Я поймал молнию, девичью косу.
Я поймал молнию, спрятал ее в деревце.
Загорелось деревце, не на что надеяться…
И ход телеги казался уже не таким тряским, а сердце сладко ныло от непонятной тоски.
— Я сыщу радугу — полосатый свет.
Одари радостью, упаси от бед.
Помоги, радуга! Я совсем изверился.
Угасает молния, увядает деревце.
Ночь крылом касается. Я крыло качну.
Звезды осыпаются в мокрую траву.
Золотая молния…
Сёрен не заметила, что всхлипывает в голос, отираясь рукой, размазывая грязь по щекам. К ней переползла Сольвега, свесила через грядку гладкие загорелые ноги, вздохнула:
— Все нитки повыдергала. Жалко.
— Пускай.
— Ты это… я тебе тогда соврала… насчет Черты. — Сольвега ощупала на плахте черно-красный выпуклый узор, стараниями Сёрен изрядно прореженный. — Зашью потом. Так вот, мы потому убегали, что я ведьма.

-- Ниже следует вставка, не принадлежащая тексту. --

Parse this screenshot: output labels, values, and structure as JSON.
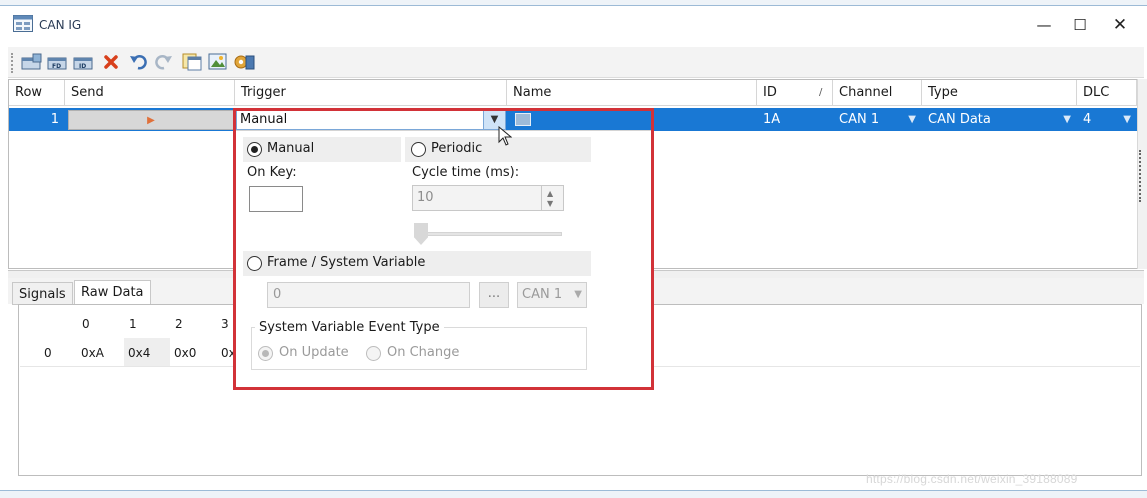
{
  "window": {
    "title": "CAN IG",
    "minimize": "—",
    "maximize": "☐",
    "close": "✕"
  },
  "toolbar": {
    "icons": [
      "add-frame-icon",
      "add-fd-frame-icon",
      "add-id-frame-icon",
      "delete-icon",
      "undo-icon",
      "redo-icon",
      "copy-icon",
      "image-icon",
      "settings-icon"
    ]
  },
  "grid": {
    "columns": [
      "Row",
      "Send",
      "Trigger",
      "Name",
      "ID",
      "Channel",
      "Type",
      "DLC"
    ],
    "id_sort_marker": "/",
    "rows": [
      {
        "row": "1",
        "trigger": "Manual",
        "name": "",
        "id": "1A",
        "channel": "CAN 1",
        "type": "CAN Data",
        "dlc": "4"
      }
    ]
  },
  "tabs": [
    "Signals",
    "Raw Data"
  ],
  "raw_data": {
    "headers": [
      "0",
      "1",
      "2",
      "3"
    ],
    "row_index": "0",
    "values": [
      "0xA",
      "0x4",
      "0x0",
      "0x"
    ]
  },
  "popup": {
    "manual_label": "Manual",
    "periodic_label": "Periodic",
    "on_key_label": "On Key:",
    "cycle_label": "Cycle time (ms):",
    "cycle_value": "10",
    "frame_label": "Frame / System Variable",
    "frame_value": "0",
    "ellipsis": "...",
    "channel": "CAN 1",
    "group_title": "System Variable Event Type",
    "on_update_label": "On Update",
    "on_change_label": "On Change",
    "selected_trigger": "manual",
    "selected_event": "on_update"
  },
  "watermark": "https://blog.csdn.net/weixin_39188089",
  "colors": {
    "selection": "#1978d4",
    "highlight_border": "#d23238"
  }
}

Сольвега вздохнула. Натянулась на груди сорочка. А Сёрен вдруг сделалось тепло, оттого что подруга ей говорит это не по воле ведьмовского обряда, а сама, просто словами. Сольвега глядела на дорогу. Медленно, выбирая каждое слово, рассказывала про сорвавшееся с тополей племя ворон, про колодезный журавль, упершийся в закат, про неизбывную предвечернюю тоску. И про то, что ведьмовская сила ничто рядом с озверелой, алчущей крови толпой. Никто просто не успевает приготовиться… и потом долго, мучительно умирает в болотной жиже, чувствуя, как та подползает к животу, к груди, к жадно ловящим воздух губам… Сольвега закинула голову так, что жилы на шее натянулись на разрыв. Болота не было. Был чужой пограничник, осевший в их краю, успевший вырвать из оцепенения, из-под летящих камней, и положивший голову за Микитку и за нее, чужую жену, за ведьму — разве так бывает?… улица в далекой теплой Кроме, узкий дом, распахнутое в высоту окно, и она, пятнадцатилетняя, забывшая все на свете; потому что виргинель…
— Так ты помнишь?!.. — ахнула вдруг Сольвега. Чтобы помнить обряд — такого тоже не бывает. А вот случилось.
Сёрен пробормотала, утыкаясь в подол, комкая слова, как горячую кашу:
— Он меня не любит и не полюбит никогда. Я видела…
Видела женщину, из-за которой Лэти пошел в Черту и ходил и ходил, надеясь однажды не вернуться.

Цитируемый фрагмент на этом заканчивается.